Ce que le Pr Ndiougou Sarr a également confirmé. Selon lui, « si le juge ne prononce pas la perte des droits civil et politique, on ne doit pas l’appliquer ». A l’époque, a-t-il rappelé, « L’Etat avait tiré les conséquences de cette condamnation au plan électoral pour lui priver de ces droits civil et politique mais le juge n’avait pas prévu cela ».  

« Les arguments des avocats de Karim Wade sont des arguments sérieux », affirme Mady Boiré de l’UGB

Le Professeur de Droit pénal à l’Université Gaston Berger (UGB) de Saint-Louis, Mady Boire, lui aussi, partage le même avis que les conseils du fils de l’ancien président Me Abdoulaye Wade.  « C’est des arguments sérieux et très pertinents qui permettent de dire entièrement que Karim Wade a retrouvé ses droits qu’il n’aurait jamais dû perdre

 », a-t-il déclaré. 

« Parce que l’incrimination d’enrichissement illicite ne prévoyait pas la possibilité de l’interdiction des droits civil et politique.
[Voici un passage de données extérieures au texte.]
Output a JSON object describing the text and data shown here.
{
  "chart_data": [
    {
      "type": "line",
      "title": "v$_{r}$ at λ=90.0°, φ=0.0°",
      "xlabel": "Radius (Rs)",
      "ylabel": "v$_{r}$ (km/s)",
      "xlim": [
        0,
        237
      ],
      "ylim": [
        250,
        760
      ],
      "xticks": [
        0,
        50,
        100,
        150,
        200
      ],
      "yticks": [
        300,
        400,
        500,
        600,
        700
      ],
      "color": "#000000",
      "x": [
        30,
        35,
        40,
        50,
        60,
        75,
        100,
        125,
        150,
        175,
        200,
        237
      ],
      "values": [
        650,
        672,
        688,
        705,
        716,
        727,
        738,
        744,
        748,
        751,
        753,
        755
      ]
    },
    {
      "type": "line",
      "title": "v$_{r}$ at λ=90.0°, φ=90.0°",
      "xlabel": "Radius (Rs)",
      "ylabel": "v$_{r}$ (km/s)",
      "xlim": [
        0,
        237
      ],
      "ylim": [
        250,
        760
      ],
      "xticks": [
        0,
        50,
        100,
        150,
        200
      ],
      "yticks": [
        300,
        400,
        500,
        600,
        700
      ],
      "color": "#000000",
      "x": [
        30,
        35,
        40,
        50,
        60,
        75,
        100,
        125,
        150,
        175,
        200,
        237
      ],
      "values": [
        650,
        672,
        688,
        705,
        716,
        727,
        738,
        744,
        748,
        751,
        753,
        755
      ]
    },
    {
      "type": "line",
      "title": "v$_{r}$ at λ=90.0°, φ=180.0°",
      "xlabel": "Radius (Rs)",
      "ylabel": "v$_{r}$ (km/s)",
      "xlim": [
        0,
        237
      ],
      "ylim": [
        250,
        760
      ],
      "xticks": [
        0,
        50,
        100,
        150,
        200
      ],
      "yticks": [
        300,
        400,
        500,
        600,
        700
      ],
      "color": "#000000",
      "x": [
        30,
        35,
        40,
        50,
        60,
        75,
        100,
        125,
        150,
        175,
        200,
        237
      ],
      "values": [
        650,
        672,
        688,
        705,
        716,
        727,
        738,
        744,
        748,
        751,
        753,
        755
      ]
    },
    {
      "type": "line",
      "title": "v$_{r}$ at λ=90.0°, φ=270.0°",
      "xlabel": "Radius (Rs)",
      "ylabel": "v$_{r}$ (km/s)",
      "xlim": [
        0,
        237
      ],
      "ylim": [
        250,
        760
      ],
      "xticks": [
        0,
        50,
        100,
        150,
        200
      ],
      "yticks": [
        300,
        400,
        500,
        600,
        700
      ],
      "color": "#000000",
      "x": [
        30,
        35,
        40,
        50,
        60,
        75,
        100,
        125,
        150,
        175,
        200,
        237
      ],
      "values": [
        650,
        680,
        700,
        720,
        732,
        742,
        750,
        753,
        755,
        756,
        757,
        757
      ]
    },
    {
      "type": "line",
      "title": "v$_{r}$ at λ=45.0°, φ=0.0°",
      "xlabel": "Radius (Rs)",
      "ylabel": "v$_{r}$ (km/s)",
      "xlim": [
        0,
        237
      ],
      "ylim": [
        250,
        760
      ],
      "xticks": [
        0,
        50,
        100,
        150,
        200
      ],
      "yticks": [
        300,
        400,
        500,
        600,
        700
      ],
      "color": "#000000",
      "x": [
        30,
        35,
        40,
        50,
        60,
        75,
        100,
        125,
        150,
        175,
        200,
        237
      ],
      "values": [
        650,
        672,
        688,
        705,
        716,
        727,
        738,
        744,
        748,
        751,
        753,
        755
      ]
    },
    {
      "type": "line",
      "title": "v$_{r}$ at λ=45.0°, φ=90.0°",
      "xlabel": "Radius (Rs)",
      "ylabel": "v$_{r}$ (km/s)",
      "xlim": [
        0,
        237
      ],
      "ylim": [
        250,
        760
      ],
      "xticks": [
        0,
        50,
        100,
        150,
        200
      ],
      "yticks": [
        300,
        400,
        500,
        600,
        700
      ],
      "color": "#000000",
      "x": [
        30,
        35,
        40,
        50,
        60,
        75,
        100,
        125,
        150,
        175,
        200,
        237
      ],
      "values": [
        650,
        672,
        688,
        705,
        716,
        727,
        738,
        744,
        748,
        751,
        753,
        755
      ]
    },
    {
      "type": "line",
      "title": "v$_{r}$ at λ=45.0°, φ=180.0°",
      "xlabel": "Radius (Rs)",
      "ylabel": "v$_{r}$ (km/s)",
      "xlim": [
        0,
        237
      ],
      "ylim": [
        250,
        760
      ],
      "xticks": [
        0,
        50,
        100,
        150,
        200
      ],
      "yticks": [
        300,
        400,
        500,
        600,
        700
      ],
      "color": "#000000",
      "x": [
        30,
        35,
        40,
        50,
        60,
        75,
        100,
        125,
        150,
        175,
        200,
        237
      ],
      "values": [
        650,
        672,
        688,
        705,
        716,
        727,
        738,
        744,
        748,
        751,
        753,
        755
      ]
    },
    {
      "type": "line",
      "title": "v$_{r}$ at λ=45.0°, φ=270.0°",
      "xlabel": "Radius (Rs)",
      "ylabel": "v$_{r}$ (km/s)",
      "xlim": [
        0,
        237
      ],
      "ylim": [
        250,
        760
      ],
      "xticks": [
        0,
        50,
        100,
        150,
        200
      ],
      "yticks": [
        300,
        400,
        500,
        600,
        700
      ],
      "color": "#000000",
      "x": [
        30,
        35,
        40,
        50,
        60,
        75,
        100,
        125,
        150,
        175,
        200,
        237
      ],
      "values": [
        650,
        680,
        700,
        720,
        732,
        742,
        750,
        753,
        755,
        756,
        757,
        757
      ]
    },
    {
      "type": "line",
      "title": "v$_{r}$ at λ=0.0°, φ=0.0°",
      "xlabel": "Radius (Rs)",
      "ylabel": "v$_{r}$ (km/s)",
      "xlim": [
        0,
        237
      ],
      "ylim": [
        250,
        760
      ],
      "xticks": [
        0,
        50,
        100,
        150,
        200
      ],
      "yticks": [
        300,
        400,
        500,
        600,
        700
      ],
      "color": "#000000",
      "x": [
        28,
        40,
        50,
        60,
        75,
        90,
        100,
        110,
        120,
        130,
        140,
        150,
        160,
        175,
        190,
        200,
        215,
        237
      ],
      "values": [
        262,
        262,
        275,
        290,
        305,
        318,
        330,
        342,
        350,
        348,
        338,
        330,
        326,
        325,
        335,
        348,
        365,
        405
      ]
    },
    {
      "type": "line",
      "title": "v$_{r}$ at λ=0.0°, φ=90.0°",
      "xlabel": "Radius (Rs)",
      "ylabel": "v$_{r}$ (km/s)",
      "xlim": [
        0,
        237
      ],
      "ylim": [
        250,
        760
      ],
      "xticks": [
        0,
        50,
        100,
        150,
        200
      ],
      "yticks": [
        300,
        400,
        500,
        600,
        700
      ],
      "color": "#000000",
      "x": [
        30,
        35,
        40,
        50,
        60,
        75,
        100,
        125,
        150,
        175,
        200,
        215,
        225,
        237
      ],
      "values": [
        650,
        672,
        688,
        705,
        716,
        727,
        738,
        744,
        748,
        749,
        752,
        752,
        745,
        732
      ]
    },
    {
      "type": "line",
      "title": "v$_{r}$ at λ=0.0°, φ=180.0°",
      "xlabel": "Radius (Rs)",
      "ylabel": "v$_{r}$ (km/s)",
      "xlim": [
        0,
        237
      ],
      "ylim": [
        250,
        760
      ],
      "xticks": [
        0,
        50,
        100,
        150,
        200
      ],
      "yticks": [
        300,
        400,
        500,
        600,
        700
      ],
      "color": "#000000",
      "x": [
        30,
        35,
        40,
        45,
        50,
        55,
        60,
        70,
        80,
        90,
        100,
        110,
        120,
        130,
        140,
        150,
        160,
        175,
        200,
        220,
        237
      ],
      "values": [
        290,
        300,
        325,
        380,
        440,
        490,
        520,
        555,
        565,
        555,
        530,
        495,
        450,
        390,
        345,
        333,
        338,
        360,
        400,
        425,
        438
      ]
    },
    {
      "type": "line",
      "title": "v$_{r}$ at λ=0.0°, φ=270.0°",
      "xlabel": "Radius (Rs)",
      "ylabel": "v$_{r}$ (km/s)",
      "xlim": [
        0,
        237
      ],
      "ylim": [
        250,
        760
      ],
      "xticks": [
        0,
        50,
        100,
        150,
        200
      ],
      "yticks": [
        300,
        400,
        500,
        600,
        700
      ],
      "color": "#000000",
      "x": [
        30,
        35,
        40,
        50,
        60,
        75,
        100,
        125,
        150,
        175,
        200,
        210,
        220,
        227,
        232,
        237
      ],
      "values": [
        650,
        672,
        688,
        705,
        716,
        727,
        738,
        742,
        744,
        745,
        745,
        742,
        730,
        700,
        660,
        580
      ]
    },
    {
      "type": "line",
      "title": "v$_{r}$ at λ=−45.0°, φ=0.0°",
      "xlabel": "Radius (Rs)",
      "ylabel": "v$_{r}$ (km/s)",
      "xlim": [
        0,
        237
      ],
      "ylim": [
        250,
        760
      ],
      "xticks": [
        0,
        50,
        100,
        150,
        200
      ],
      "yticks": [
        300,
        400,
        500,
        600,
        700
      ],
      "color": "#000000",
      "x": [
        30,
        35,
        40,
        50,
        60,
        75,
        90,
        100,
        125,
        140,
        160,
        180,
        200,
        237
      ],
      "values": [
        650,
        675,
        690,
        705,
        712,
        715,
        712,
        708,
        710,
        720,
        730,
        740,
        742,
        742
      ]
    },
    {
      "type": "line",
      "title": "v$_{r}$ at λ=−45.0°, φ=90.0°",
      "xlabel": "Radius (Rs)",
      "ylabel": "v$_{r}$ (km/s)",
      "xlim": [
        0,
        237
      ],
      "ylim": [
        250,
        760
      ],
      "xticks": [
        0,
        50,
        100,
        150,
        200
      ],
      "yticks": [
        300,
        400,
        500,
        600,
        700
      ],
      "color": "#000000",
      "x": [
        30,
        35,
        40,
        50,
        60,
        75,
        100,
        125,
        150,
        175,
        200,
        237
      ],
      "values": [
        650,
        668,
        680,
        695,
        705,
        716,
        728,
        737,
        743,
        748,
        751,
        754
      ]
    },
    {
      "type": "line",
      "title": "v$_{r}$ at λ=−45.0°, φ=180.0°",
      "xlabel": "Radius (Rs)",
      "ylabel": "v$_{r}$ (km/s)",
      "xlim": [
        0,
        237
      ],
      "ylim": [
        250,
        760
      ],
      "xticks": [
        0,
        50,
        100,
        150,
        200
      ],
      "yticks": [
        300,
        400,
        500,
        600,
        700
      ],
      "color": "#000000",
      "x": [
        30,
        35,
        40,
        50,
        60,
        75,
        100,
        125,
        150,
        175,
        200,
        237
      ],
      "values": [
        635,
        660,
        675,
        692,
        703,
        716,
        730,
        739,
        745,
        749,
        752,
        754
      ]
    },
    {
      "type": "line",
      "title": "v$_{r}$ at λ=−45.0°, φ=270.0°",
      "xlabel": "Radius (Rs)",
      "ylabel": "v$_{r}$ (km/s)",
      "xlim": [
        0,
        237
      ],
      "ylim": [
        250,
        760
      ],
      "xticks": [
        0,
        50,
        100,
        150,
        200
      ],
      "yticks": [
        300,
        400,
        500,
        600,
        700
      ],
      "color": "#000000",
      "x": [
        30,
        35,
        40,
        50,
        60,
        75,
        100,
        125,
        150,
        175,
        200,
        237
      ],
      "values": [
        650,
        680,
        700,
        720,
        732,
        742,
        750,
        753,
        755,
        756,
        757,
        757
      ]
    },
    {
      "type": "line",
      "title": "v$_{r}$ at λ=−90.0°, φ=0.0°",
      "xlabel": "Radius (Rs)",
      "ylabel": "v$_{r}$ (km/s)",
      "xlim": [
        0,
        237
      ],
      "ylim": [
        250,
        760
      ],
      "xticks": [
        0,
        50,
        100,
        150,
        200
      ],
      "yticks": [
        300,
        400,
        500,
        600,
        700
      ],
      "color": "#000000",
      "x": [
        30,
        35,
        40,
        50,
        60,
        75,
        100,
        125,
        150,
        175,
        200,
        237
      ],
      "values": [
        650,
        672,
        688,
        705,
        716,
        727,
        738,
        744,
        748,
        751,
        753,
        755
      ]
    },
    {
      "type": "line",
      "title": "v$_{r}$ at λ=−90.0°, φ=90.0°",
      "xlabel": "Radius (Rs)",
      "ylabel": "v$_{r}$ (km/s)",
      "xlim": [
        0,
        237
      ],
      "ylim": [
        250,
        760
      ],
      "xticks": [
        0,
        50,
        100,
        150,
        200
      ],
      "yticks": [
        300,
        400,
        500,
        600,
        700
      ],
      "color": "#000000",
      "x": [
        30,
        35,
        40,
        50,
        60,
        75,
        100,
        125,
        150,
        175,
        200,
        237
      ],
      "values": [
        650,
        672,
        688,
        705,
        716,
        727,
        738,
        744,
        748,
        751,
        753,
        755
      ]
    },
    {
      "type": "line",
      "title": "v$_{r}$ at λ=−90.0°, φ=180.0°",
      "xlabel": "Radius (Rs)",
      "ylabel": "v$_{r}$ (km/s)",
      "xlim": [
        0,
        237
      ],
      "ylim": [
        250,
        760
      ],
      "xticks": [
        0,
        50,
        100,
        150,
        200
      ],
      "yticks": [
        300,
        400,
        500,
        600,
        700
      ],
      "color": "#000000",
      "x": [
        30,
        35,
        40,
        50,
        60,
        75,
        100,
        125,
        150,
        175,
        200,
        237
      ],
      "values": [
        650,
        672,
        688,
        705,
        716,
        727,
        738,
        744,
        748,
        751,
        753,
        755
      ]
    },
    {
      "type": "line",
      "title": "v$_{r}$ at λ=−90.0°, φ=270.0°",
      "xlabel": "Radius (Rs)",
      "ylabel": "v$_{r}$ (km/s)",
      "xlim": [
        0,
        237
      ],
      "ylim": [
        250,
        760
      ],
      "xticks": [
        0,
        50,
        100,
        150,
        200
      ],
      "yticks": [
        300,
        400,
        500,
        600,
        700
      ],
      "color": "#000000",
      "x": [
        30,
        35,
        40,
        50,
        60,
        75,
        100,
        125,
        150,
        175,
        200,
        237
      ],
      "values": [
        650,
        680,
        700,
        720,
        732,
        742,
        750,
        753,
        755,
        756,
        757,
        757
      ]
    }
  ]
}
Revenir dans son pays veut dire retrouver ses droits civil, civique et politique parce que quand on est dans son pays et que vous n’avez pas été jugé et condamné avec une condamnation qui vous prive de vos droits, vous retrouvez entièrement vos droits de devenir électeur et éligible », a expliqué Pr Boiré. 

« Vouloir faire bénéficier à Karim Wade d’une capacité électorale au bout de 5 ans est illogique »

Mais dans ce concert d’approbation, il y a une voix discordante. C’est celle du Professeur de Droit pénal Iba Barry Camara de l’Ucad. Selon lui, Karim n’est pas redevenu éligible. 
Les avocats de Karim Wade se sont fondés sur l’article L.32 pour dire que leur client avait retrouvé ses droits civil et politique. Cet article dispose : «ne doivent pas être inscrits sur la liste électorale pendant un délai de cinq (5) ans à compter de la date à laquelle la condamnation est devenue définitive, les condamnés, soit pour un délit visé à l’article L31, à une peine d’emprisonnement sans sursis égale ou supérieure à un mois et inférieure ou égale à trois (3) mois ou à une peine d’emprisonnement avec sursis égale ou supérieure à trois (03) mois et inférieure ou égale à six (6) mois, soit pour un délit quelconque à une amende sans sursis supérieure à 200.000 FCFA (…)». 

Mais, le Professeur Camara ne partage pas leur avis. Selon lui : « Vouloir faire bénéficier à Karim Wade d’une capacité électorale au bout de 5 ans est illogique. Karim Wade, ne peut pas en bénéficier ».  

Dans les colonnes de L’Observateur, il explique: « A l’état actuel, il ne peut participer à aucune élection et il ne peut être inscrit sur aucune liste électorale ». A l’en croire, lorsqu’il a entendu les avocats de Karim Wade parler de fin de radiation et d’inéligibilité, il est resté dubitatif du point de vue purement juridique et sans aucun ressentiment. 

 Karim Wade ne fait pas parti de ceux qui peuvent s’inscrire au bout de cinq (5) ans d’emprisonnement.

Poursuivant, le pénaliste a ajouté, « Si l’on se fonde sur les dispositions du code pénal et du code électoral, en vérité, une fin d’incapacité n’a été prévue nulle part. C’est cela le problème en réalité . Encore, ceux qui peuvent s’inscrire au bout de cinq (5) ans ce sont ceux qui sont prévus par le tiret 3 de l’article L.31. Il s’agit de ceux condamnés à trois ( 3 ) mois d’emprisonnement avec sursis ou à une peine d’emprisonnement d’une durée supérieure à six (6) mois avec sursis. Et le cas de Karim de Wade est à loger au niveau de l’article L.31 tiret 2 ». 

Cet article note que: « ne doivent pas être inscrits sur la liste électorale, les individus condamnés pour crime ; ceux condamnés à une peine d’emprisonnement sans sursis ou à une peine d’emprisonnement avec sursis d’une durée supérieure à un mois, assortie ou non d’une amende, pour l’un des délits suivants : vol, escroquerie, abus de confiance, trafic de stupéfiants, détournement et soustraction commis par les agents publics, corruption et trafic d’influence, contrefaçon et en général pour l’un des délits passibles d’une peine supérieure à cinq (05) ans d’emprisonnement; ceux condamnés à plus de trois (03) mois d’emprisonnement sans sursis ou à une peine d’emprisonnement d’une durée supérieure à six (6) mois avec sursis, pour un délit autre que ceux énumérés au deuxièmement ci-dessus sous réserve des dispositions de l’article L30 ».  

Le débat est donc lancé… En attendant le retour tant de fois espéré et toujours hypothétique de Karim Wade au Sénégal.